В дни, предшествовавшие нашему отъезду, я почти не видел Дею Торис, потому что был очень занят, осваивая с Тарсом Таркасом искусство марсианской войны, а также объезжая своих фоатов. Я несколько раз заходил к девушке, но ее не было – то она гуляла по улицам вместе с Солой, то исследовала здания вокруг площади. Я предупредил женщин, что не следует забредать слишком далеко от дома, – есть опасность столкнуться с огромными белыми обезьянами, чья свирепость успела произвести на меня впечатление. Однако девушек всегда сопровождал Вула, а Сола брала с собой оружие, поэтому у меня не было особых причин для страха.
Вечером накануне отбытия я встретил их на широкой улице, что вела на площадь с востока. Я сказал Соле, что возьму ответственность за безопасность Деи Торис на себя, и под каким-то пустяковым предлогом отправил свою помощницу домой. Сола мне нравилась, я ей доверял, но по ряду причин желал остаться наедине с Деей Торис, в которой нашел искреннего друга. В ней воплощалось все то, что я оставил на Земле. И похоже, наш интерес был взаимным и таким же сильным, как если бы мы родились под одной крышей, а не на разных планетах, несущихся в пространстве на расстоянии в сорок восемь миллионов миль друг от друга.
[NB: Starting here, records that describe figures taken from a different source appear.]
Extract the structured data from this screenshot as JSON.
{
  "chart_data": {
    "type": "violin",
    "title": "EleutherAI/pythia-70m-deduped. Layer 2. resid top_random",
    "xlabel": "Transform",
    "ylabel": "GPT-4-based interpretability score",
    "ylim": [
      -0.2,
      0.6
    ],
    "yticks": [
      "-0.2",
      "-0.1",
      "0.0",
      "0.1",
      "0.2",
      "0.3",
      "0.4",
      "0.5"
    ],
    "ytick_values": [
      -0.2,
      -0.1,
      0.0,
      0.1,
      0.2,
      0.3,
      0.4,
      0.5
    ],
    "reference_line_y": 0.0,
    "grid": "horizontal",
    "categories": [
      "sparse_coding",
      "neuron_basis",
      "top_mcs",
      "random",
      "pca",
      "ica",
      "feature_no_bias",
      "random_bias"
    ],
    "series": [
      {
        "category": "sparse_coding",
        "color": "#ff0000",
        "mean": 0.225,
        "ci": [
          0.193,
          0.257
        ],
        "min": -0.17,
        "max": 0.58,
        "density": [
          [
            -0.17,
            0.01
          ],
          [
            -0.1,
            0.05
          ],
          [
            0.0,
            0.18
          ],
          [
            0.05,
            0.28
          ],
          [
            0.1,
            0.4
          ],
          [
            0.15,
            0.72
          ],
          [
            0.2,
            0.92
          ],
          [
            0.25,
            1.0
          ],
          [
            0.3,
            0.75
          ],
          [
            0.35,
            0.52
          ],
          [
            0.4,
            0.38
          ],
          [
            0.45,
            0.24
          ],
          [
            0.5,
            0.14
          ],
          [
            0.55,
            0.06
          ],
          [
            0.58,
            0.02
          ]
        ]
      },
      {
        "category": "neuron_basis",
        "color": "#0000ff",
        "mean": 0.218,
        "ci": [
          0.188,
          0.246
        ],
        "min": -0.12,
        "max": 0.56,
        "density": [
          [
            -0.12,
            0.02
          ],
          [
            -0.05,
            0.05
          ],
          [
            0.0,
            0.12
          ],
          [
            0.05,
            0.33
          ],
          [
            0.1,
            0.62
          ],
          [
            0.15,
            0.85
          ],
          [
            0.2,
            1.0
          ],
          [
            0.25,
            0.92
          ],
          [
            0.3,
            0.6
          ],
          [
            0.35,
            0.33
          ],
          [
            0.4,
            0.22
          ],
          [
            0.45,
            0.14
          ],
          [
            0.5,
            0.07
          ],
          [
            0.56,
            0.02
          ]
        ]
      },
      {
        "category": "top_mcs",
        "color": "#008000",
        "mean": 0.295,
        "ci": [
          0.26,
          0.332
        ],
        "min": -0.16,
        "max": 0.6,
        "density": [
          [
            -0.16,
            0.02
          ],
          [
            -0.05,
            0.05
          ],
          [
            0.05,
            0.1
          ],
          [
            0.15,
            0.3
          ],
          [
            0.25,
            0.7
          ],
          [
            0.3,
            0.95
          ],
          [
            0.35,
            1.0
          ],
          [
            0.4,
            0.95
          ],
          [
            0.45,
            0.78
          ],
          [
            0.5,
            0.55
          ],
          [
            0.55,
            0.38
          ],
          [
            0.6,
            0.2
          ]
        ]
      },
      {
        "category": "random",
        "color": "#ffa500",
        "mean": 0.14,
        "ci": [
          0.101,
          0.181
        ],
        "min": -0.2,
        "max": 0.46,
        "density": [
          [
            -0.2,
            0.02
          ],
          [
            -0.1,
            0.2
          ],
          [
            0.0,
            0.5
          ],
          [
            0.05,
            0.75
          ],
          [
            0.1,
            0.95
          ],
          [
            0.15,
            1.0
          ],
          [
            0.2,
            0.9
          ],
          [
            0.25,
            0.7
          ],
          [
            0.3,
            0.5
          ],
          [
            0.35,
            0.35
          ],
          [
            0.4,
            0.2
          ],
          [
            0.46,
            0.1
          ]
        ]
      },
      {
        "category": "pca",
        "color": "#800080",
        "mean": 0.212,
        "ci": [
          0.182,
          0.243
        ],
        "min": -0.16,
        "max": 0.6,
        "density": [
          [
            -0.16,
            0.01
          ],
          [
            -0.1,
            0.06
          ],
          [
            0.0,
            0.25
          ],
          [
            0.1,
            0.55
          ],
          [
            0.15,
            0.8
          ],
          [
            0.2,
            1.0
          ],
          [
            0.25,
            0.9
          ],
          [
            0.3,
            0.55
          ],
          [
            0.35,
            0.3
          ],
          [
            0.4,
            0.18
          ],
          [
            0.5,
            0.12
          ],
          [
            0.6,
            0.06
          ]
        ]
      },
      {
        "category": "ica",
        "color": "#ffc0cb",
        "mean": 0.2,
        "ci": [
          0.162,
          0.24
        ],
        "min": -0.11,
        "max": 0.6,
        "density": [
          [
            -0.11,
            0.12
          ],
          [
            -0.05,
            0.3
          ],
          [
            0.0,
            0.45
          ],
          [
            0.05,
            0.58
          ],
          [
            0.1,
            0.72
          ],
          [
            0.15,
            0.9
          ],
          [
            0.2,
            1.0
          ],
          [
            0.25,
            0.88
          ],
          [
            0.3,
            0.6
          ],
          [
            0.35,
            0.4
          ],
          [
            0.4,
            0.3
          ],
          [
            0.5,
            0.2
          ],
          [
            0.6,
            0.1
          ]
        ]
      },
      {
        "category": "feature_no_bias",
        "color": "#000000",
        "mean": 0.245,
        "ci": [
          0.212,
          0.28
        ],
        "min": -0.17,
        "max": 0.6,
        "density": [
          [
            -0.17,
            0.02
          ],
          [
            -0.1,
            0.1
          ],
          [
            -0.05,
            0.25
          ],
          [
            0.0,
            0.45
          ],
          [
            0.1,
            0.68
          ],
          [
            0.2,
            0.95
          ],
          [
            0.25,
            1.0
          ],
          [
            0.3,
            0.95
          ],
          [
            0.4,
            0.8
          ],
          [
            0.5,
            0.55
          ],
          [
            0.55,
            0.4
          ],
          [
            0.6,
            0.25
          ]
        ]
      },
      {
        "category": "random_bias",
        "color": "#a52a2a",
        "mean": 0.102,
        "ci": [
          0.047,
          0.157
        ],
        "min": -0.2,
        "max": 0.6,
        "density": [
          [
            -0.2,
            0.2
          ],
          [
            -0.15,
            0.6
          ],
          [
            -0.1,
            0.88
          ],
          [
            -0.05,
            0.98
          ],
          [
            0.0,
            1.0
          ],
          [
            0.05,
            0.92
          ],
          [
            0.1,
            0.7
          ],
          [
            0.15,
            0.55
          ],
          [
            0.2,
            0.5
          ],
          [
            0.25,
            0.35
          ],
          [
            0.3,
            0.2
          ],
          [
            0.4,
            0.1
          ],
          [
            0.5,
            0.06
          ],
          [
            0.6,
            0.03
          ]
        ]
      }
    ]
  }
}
В том, что Дея Торис разделяла мои чувства, я был уверен, ведь при моем приближении выражение жалкой безнадежности тут же исчезло с ее милого лица, сменившись радостной приветливой улыбкой, и она коснулась моего левого плеча маленькой бронзовой рукой, приветствуя меня по обычаю краснокожих марсиан.
– Саркойя сказала Соле, что ты стал настоящим таркианином, – сказала она, – и что я теперь не должна видеться с тобой чаще, чем с любым другим воином.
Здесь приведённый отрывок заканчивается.